As such, a high dividend yield is a strong indication that there is a lot more risk in a stock than a stock with a lower dividend yield. When you see a dividend yield of something like 7 – 8% that stock is telling you that there is a high degree of risk in owning that stock and the market is requiring it to pay you 7 – 8% for putting your money in. At any time that money can be taken away from you by the market!
The One Dividend Rule
One suggestion that many investment advisers give, including Charles B. Carlson in his bookThe Little Book of Big Dividends: A Safe Formula for Guaranteed Returns, is to analyze dividend yield in comparison to other companies in its industry. What we want to see is that the dividend yield offered by one company is not way out of line with the dividend yield of that company’s peers. If the yield is a lot higher, then there is a lot more risk and that company and perhaps you should consider putting your money elsewhere.

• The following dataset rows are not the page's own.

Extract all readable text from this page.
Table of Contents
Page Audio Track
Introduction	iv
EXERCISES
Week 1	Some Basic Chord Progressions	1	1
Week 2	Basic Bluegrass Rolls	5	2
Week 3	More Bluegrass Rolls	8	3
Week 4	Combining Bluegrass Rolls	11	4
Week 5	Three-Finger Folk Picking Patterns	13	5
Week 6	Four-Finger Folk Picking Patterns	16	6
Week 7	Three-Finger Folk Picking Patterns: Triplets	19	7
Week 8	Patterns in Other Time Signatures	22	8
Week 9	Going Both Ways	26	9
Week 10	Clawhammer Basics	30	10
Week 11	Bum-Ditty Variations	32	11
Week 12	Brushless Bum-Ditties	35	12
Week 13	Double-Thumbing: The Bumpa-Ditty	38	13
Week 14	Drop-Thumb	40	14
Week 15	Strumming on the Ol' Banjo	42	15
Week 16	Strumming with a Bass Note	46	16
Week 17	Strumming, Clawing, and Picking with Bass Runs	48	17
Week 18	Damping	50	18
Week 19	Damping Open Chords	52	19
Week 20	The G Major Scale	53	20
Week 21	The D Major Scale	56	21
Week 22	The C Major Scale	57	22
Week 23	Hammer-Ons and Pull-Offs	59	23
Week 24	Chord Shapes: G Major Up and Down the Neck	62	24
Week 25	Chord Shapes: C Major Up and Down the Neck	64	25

In addition, an investor can also compare the dividend yield of the company to the yield of the overall market, like the S&P 500. If the stock’s yield is much higher than the overall market yield that is also telling you that there is extra risk in that stock and you needs to be aware.
The rule is simply this, adapted my own rules:
If the current dividend yield of a stock is 2 – 3% higher than its industry peers and /or double the market yield, be very scared
I have found that this rule has helped me in the past – high yields can be very tempting but in the long run have brought me more pain than joy! Keeping this rule in mind tempers those emotions and brings my investment decisions back to basics – the balance between risk and rewards.
Excellent article. What’s the best source to quickly the average yield of the S&P 500?
Marcus, Here is a good resource for the S&P 500 averages.
new to your blog. very interesting. i found it as I’ve been looking for a way to track my real investment return on dividends – and also to find a way to track the real ROI on past dividend stocks.
Do you/anyone know of a software or website where I may be able to put a date that I purchased a stock/equity/etf from a few years ago in which it would show me the return on investment including the dividends?
for example if i purchased 500 shares of VHEVX on April 15, 2008 and I see it in my portfolios and/or brokerage account – it shows a loss of 14% but this does not take into account the approx 15% of dividends I have received since April 2008. Is there a software or web tool out there that will automatically make the calculation of return on stock + return on dividends by inputting a given time period and/or more details like # of shares and price/commision paid?